There's counsel in this ~ California's railroad planners simply avoid every immediate roadblock in the way of building the railroad by starting it in an area with no roadblocks ~ nor traffic, nor passengers.
It's stupid though. A railroad is a far more capital intensive project than an interstate quality roadway. Plus, there's no shortage of lawyers willing to do the dirty work to get the urban roadblocks out of the way.
I strongly suspect they have highway engineers and highway lawyers in charge of the highspeed rail project.
My prediction is it will never get built ~ like that last 10 miles of I95 in Virginia ~ decades will elapse before critical connections are thought of!
By that time totally roboticized automobiles and trucks will have taken over and no one would imagine taking an inconvenient train ride anywhere.
I just finished talking with a lefty who thinks that because of all the things we have done, we will be able to get out of the 15 trillion in debt. He isn’t willing to call for spending cuts, but he is ignorantly blissful that everything is going to work out.
I suspect he is a good representative of most of the grunt level left. They have no clue that the people in the top of their movement really want to collapse our country and ruin and enslave all the little people.
This is totally ridiculous and insane! The complete waste of our tax dollars is so overwelming on such a grand scale and yet they plow on with idiotic whack left wet dreams like this! Starting this project in the middle of nowhere to begin with! Jeez! These damn politicians all the to Obama need to do jail time for gross negligence in the mismanagement of taxpayer funds! Damn them to hell!

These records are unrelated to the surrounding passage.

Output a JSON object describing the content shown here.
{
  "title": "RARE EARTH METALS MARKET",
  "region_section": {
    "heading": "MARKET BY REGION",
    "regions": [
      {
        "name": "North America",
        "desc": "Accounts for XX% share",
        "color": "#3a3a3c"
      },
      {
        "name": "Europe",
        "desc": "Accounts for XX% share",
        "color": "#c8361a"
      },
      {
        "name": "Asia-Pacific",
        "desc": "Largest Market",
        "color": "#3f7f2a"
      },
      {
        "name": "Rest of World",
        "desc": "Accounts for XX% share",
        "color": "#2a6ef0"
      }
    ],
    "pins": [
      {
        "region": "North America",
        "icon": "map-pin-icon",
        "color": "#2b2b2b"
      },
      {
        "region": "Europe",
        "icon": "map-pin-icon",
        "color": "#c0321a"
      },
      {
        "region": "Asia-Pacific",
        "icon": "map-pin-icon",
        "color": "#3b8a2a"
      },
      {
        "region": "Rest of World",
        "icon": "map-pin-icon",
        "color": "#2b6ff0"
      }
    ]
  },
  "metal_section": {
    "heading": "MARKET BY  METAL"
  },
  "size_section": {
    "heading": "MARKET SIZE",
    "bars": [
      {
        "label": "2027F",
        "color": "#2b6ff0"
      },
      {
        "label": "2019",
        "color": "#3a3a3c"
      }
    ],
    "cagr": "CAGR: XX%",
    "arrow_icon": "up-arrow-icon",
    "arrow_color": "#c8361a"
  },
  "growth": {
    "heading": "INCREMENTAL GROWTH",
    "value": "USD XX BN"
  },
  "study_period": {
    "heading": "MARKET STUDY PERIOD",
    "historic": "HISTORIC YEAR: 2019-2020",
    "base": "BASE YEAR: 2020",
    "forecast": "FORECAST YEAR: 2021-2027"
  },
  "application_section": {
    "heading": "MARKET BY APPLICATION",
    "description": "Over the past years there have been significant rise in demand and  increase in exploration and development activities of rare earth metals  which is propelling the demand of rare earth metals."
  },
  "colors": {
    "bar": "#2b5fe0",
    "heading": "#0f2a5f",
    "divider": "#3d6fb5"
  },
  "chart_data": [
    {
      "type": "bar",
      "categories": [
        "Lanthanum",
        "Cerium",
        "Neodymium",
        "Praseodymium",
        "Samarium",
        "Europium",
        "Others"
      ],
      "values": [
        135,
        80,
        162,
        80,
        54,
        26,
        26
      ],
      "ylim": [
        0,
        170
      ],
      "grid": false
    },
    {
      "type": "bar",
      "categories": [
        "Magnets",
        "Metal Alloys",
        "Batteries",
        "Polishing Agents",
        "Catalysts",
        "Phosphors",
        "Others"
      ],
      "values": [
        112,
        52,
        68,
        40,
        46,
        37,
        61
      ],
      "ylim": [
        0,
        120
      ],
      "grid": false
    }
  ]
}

Not a bit. It's corruption, big time corruption. You just don't see it. And you've been living in its epicenter for how long? Allow me...
Did you ever see Chinatown? That was stealing water from farmers to build up the San Fernando Valley, right? Remember the massive and rapid development of "the Inland Empire" all the way from Pomona to San Diego??? Who made out like a bandit developing that? Don't you remember three billion in municipal bonds for flood control in an empty region? Don't you remember an eight-lane freeway built a through an empty valley in Temecula? Well, it was the Times Mirror Corporation pushing that (among others), the biggest real estate holders in California and goodness knows how many banks, not to mention the likes of Eli Broad all made out as well. Who is paying for the real estate implosion debacle?

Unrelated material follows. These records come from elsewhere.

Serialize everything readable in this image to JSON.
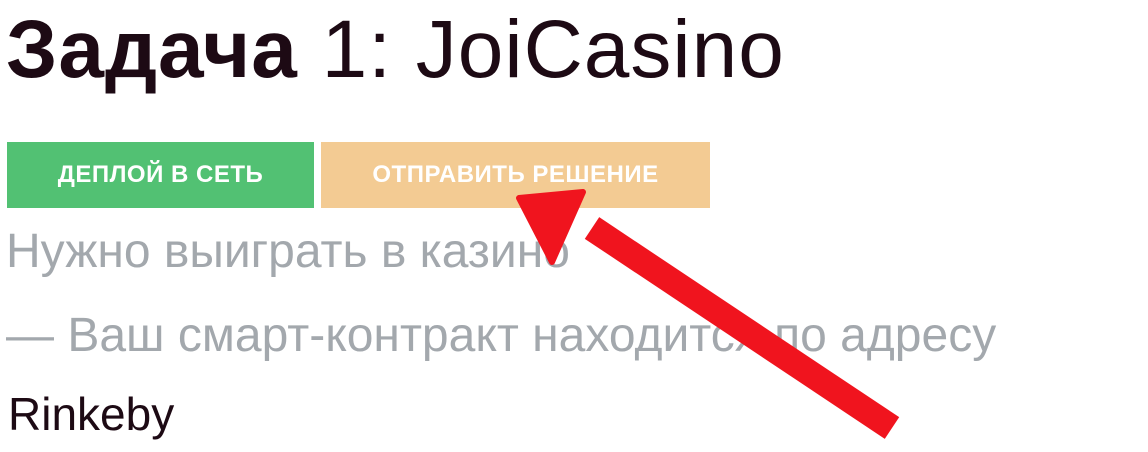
{
  "title": {
    "bold": "Задача",
    "rest": " 1: JoiCasino"
  },
  "buttons": {
    "deploy_label": "ДЕПЛОЙ В СЕТЬ",
    "submit_label": "ОТПРАВИТЬ РЕШЕНИЕ"
  },
  "description": {
    "line1": "Нужно выиграть в казино",
    "line2": "— Ваш смарт-контракт находится по адресу"
  },
  "network": "Rinkeby",
  "colors": {
    "deploy_button": "#52c173",
    "submit_button": "#f3cb93",
    "arrow": "#f0141e",
    "title_text": "#1d0a14",
    "description_text": "#a3a8ad"
  },
  "annotation_icon": "red-arrow-icon"
}
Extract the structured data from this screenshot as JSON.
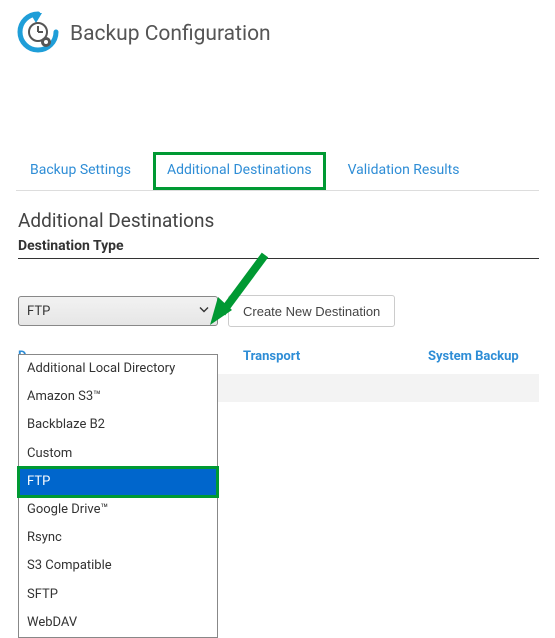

Well guess what? It looks like they're doing it again, only bigger (as always). The "farmers" that built Pat Brown's California Water Project and paid the Williamson Act taxes for thirty years were waiting to build. Now the big guys want it; they always buy in recessions. They've got a nice Federal judge telling the farmers that they'll just have to go bust to save the Delta Smelt. That land will be cheap, but there's too much of it. Enter the conservancies to buy up the "open space"! Gotta build that insta-corridor for the insta-cities!! What corridor? It's a hundred miles to anything. OH!!! High Speed Rail!
Got it now? I'll bet the layout has been done for over a decade and shock of shocks it's Pat's kid Jerry getting it done.
The complete waste of our tax dollars is so overwelming on such a grand scale and yet they plow on with idiotic whack left wet dreams like this! Starting this project in the middle of nowhere to begin with! Jeez!
Google "Ghost Cities" and "China" and note that they too are connected by high speed rail. This is the same thing: Squeeze the people into cities in the middle of nowhere and with no escape, connect them with highly controlled transportation, and put a gun to their heads. It's Agenda 21 in action kiddies, invented in California and now going worldwide. It's sustained development doncha know.
Agree the grunt level left make good sheep,they think everything Obama&Co. say is true.
When the have lost everything just maybe the will open their eyes but I wouldn’t bet on it.